Nel «Forza Ita­lia», l’Oscar è già diven­tato il toc­ca­sana per ogni malat­tia e distor­sione del cinema ita­liano, pro­du­zione, distri­bu­zione, eser­ci­zio. Per l’asfissia del nostro mer­cato, dove tanti film anche alcuni nella cin­quina del film stra­niero nep­pure arri­vano, dove gli ita­liani appena eccen­trici (non c’è biso­gno di andare lon­tano) in sala non tro­vano spa­zio. Non è così, non sarà così senza una poli­tica cul­tu­rale chiara, e final­mente effi­cente, lo sap­piamo bene. Ma la reto­rica a que­sto serve e all’illusione tutti vogliono cre­derci.

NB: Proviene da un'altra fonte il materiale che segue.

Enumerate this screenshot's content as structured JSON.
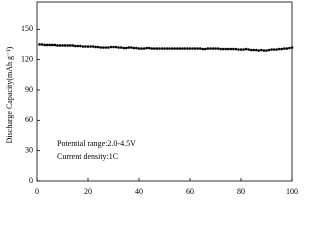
{
  "chart_data": {
    "type": "scatter",
    "ylabel": "Discharge Capacity(mAh g⁻¹)",
    "annotations": [
      "Potential range:2.0-4.5V",
      "Current density:1C"
    ],
    "x": [
      1,
      2,
      3,
      4,
      5,
      6,
      7,
      8,
      9,
      10,
      11,
      12,
      13,
      14,
      15,
      16,
      17,
      18,
      19,
      20,
      21,
      22,
      23,
      24,
      25,
      26,
      27,
      28,
      29,
      30,
      31,
      32,
      33,
      34,
      35,
      36,
      37,
      38,
      39,
      40,
      41,
      42,
      43,
      44,
      45,
      46,
      47,
      48,
      49,
      50,
      51,
      52,
      53,
      54,
      55,
      56,
      57,
      58,
      59,
      60,
      61,
      62,
      63,
      64,
      65,
      66,
      67,
      68,
      69,
      70,
      71,
      72,
      73,
      74,
      75,
      76,
      77,
      78,
      79,
      80,
      81,
      82,
      83,
      84,
      85,
      86,
      87,
      88,
      89,
      90,
      91,
      92,
      93,
      94,
      95,
      96,
      97,
      98,
      99,
      100
    ],
    "values": [
      135,
      135,
      134.5,
      134.5,
      134.5,
      134.5,
      134.5,
      134,
      134,
      134,
      134,
      134,
      134,
      134,
      133.5,
      133.5,
      133.5,
      133,
      133,
      133,
      133,
      133,
      132.5,
      132.5,
      132,
      132,
      132,
      132,
      132.5,
      132.5,
      132.5,
      132,
      132,
      131.5,
      131.5,
      132,
      132,
      131.5,
      131.5,
      131,
      131,
      131,
      131.5,
      131.5,
      131,
      131,
      131,
      131,
      131,
      131,
      131,
      131,
      131,
      131,
      131,
      131,
      131,
      131,
      131,
      131,
      131,
      131,
      131,
      131,
      130.5,
      130.5,
      131,
      131,
      131,
      131,
      131,
      130.5,
      130.5,
      130.5,
      130.5,
      130.5,
      130.5,
      130.5,
      130,
      130,
      130,
      130.5,
      130,
      129.5,
      129.5,
      129.5,
      129,
      129.5,
      129,
      129,
      129.5,
      130,
      130,
      130,
      130.5,
      130.5,
      131,
      131,
      131.5,
      132
    ],
    "color": "#000000",
    "xlim": [
      0,
      100
    ],
    "xticks": [
      0,
      20,
      40,
      60,
      80,
      100
    ],
    "ylim": [
      0,
      177
    ],
    "yticks": [
      0,
      30,
      60,
      90,
      120,
      150
    ]
  }
}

I film di Sor­ren­tino, poi, sono mac­chine per­fette nell’accarezzare il desi­de­rio social di par­te­ci­pa­zione, popo­lari nel senso let­te­rale della parola, per­ché tutti-proprio-tutti, anche i detrat­tori, come dopo un mega match della nazionle, vogliono dire la loro. É una dote, biso­gna dirlo, che va al di là del film in sé, e dichiara la capa­cità di un regi­sta, e del suo lavoro di porsi come un evento: non si parla d’altro. Acca­rez­zando in que­sto caso lo stesso nar­ci­si­smo del vuoto che vor­rebbe cri­ti­care. Che poi que­sto sia «il cinema ita­liano» è da dimo­strare. Non lo è, è chiaro, ma alla logica dell’evento con cui ormai si iden­ti­fica la cul­tura da noi basta. Domani come diceva qual­cuno è un altro giorno, e per ora è meglio cre­dere a una « Grande Bellezza».